There are many reasons for this, and most are valid. So what can be done with the available money to get the most value? How can we design a facility to give our clients the most flexibility in the future? 

One approach is to understand the entire scope of the project, even if the budget will not support it. What are the ultimate goals? What are the intermediate goals?

Armed with this information, the design team can approach the project with a blank check. The design can have the necessary infrastructure, adjacencies, support spaces, pathways, etc. In concept, the project meets the program goals and will work with all the efficiency required to be successful.

But of course, there is no blank check! 

With any project, there are items that are the “pillars” of the design. These include things like the structure, the utility services, and the main system infrastructure. Making sacrifices for cost in these components will inherently limit the opportunity to eventually build the project as programmed. However, identifying these components is the best way to ensure flexibility to meet the project’s goals in the future. 

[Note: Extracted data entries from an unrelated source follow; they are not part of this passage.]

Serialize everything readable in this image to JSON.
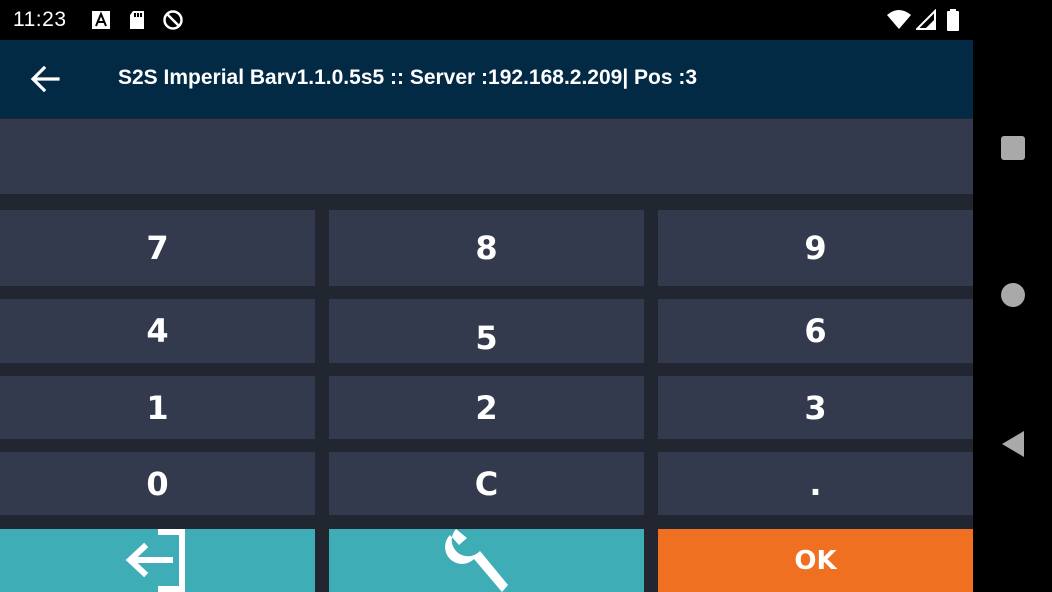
{
  "status_bar": {
    "time": "11:23",
    "left_icons": [
      "font-a-icon",
      "sd-card-icon",
      "no-sync-icon"
    ],
    "right_icons": [
      "wifi-icon",
      "signal-icon",
      "battery-icon"
    ]
  },
  "app_bar": {
    "back_icon": "back-arrow-icon",
    "title": "S2S Imperial Barv1.1.0.5s5 :: Server :192.168.2.209| Pos :3"
  },
  "display": {
    "value": ""
  },
  "keypad": {
    "rows": [
      [
        "7",
        "8",
        "9"
      ],
      [
        "4",
        "5",
        "6"
      ],
      [
        "1",
        "2",
        "3"
      ],
      [
        "0",
        "C",
        "."
      ]
    ]
  },
  "actions": {
    "exit_icon": "logout-icon",
    "settings_icon": "wrench-icon",
    "ok_label": "OK"
  },
  "nav_bar": {
    "buttons": [
      "recents-icon",
      "home-icon",
      "back-icon"
    ]
  },
  "colors": {
    "app_bar": "#032a45",
    "background": "#222631",
    "key": "#333a4d",
    "teal": "#3eadb5",
    "orange": "#f07022"
  }
}
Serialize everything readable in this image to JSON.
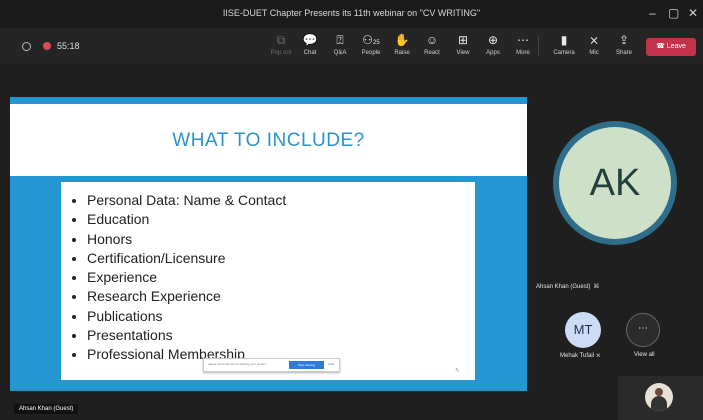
{
  "window": {
    "title": "IISE-DUET Chapter Presents its 11th webinar on \"CV WRITING\""
  },
  "call": {
    "timer": "55:18"
  },
  "toolbar": {
    "pop_out": "Pop out",
    "chat": "Chat",
    "qa": "Q&A",
    "people": "People",
    "people_count": "25",
    "raise": "Raise",
    "react": "React",
    "view": "View",
    "apps": "Apps",
    "more": "More",
    "camera": "Camera",
    "mic": "Mic",
    "share": "Share",
    "leave": "Leave"
  },
  "slide": {
    "title": "WHAT TO INCLUDE?",
    "bullets": [
      "Personal Data: Name & Contact",
      "Education",
      "Honors",
      "Certification/Licensure",
      "Experience",
      "Research Experience",
      "Publications",
      "Presentations",
      "Professional Membership"
    ]
  },
  "share_bar": {
    "text": "teams.microsoft.com is sharing your screen.",
    "stop": "Stop sharing",
    "hide": "Hide"
  },
  "presenter_tag": "Ahsan Khan (Guest)",
  "participants": {
    "main": {
      "initials": "AK",
      "name": "Ahsan Khan (Guest)"
    },
    "second": {
      "initials": "MT",
      "name": "Mehak Tufail"
    },
    "view_all": "View all"
  },
  "colors": {
    "leave": "#c4314b",
    "slide_accent": "#2696d3",
    "ak_avatar": "#cfe0c8",
    "mt_avatar": "#cddcf5"
  }
}
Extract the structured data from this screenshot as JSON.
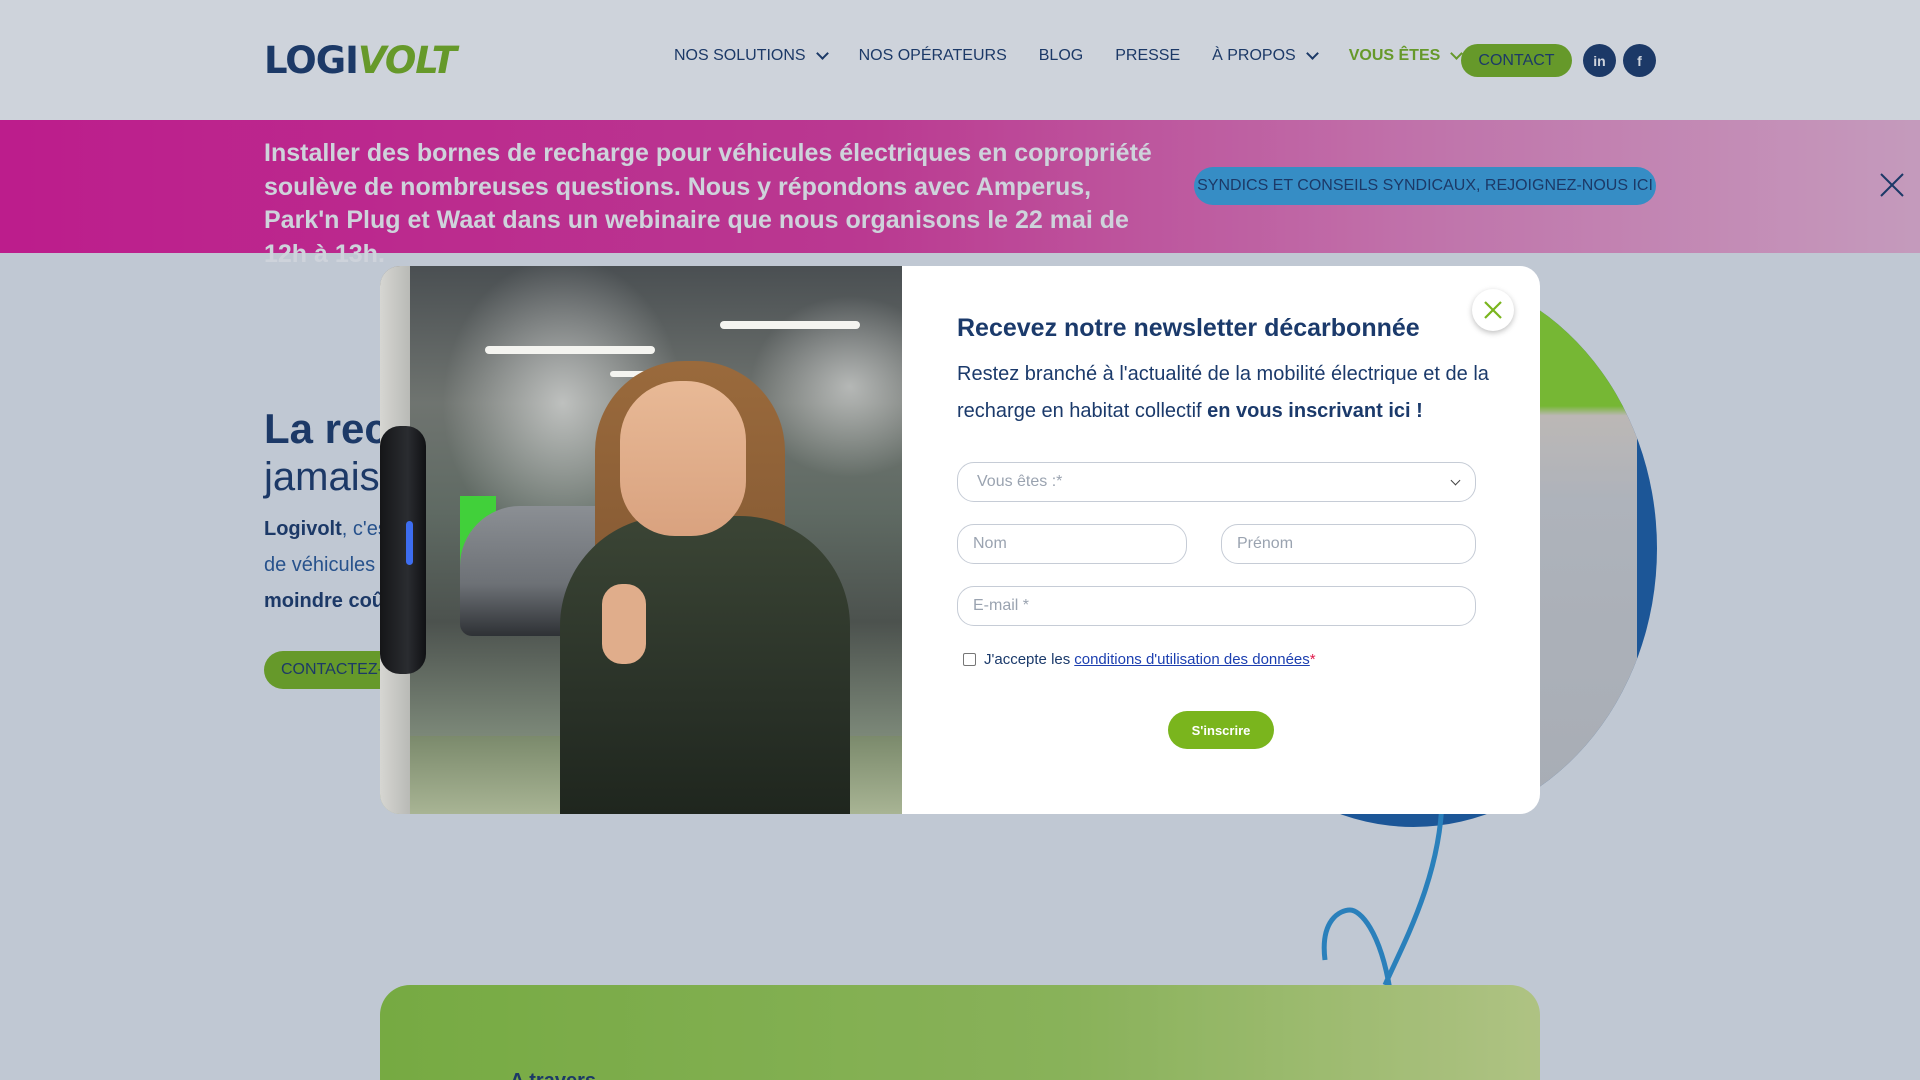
{
  "brand": {
    "logo_part1": "LOGI",
    "logo_part2": "VOLT",
    "primary_color": "#1b3a6b",
    "accent_color": "#7ab51d"
  },
  "nav": {
    "items": [
      {
        "label": "NOS SOLUTIONS",
        "dropdown": true
      },
      {
        "label": "NOS OPÉRATEURS",
        "dropdown": false
      },
      {
        "label": "BLOG",
        "dropdown": false
      },
      {
        "label": "PRESSE",
        "dropdown": false
      },
      {
        "label": "À PROPOS",
        "dropdown": true
      },
      {
        "label": "VOUS ÊTES",
        "dropdown": true,
        "active": true
      }
    ],
    "contact_label": "CONTACT",
    "social": [
      {
        "icon": "linkedin-icon",
        "glyph": "in"
      },
      {
        "icon": "facebook-icon",
        "glyph": "f"
      }
    ]
  },
  "banner": {
    "text": "Installer des bornes de recharge pour véhicules électriques en copropriété soulève de nombreuses questions. Nous y répondons avec Amperus, Park'n Plug et Waat dans un webinaire que nous organisons le 22 mai de 12h à 13h.",
    "button_label": "SYNDICS ET CONSEILS SYNDICAUX, REJOIGNEZ-NOUS ICI",
    "close_icon": "close-icon",
    "color": "#e8169a"
  },
  "hero": {
    "title_line1": "La rech",
    "title_line2": "jamais",
    "para_line1_bold": "Logivolt",
    "para_line1_rest": ", c'es",
    "para_line2": "de véhicules",
    "para_line3_bold": "moindre coû",
    "cta_label": "CONTACTEZ-"
  },
  "section": {
    "text_bold": "A travers",
    "text_rest": ""
  },
  "modal": {
    "title": "Recevez notre newsletter décarbonnée",
    "subtitle_text": "Restez branché à l'actualité de la mobilité électrique et de la recharge en habitat collectif",
    "subtitle_bold": "en vous inscrivant ici !",
    "select_placeholder": "Vous êtes :*",
    "nom_placeholder": "Nom",
    "prenom_placeholder": "Prénom",
    "email_placeholder": "E-mail *",
    "consent_prefix": "J'accepte les",
    "consent_link": "conditions d'utilisation des données",
    "consent_required": "*",
    "submit_label": "S'inscrire",
    "close_icon": "close-icon"
  }
}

Other items that enhance the goals of the project but are not the “pillars” might be areas that could be considered for cost savings.

In each case, the question needs to be asked, “What if I don’t install this item now? Can I do it later? What affect will it have on my goals?” 

For example, let’s say one of the goals is to provide 100% emergency power back-up generation, including cooling, for a surgery addition. However, the budget for the surgery center is not adequate to do everything that is programmed.

In this case, the emergency power generation system could be reconfigured to provide 100% back-up generation for all essential loads except cooling. The design should include the infrastructure required to add future generation capacity and electrical distribution equipment when funds become available.

Provisions to protect the welfare of the patients during times when cooling is required and power is lost should be considered. The facility manager could make prior arrangements for a mobile temporary generator to be available in short notice and the design could include the appropriate quick connection hardware.

When funds become available, the remainder of the generation capacity could be added. 

This is just one example of a compromise that can be made to save first costs without sacrificing the long-term goals of a project. Each project is unique, and therefore each project will present a unique solution to the challenge of “when there is not enough money to go around.”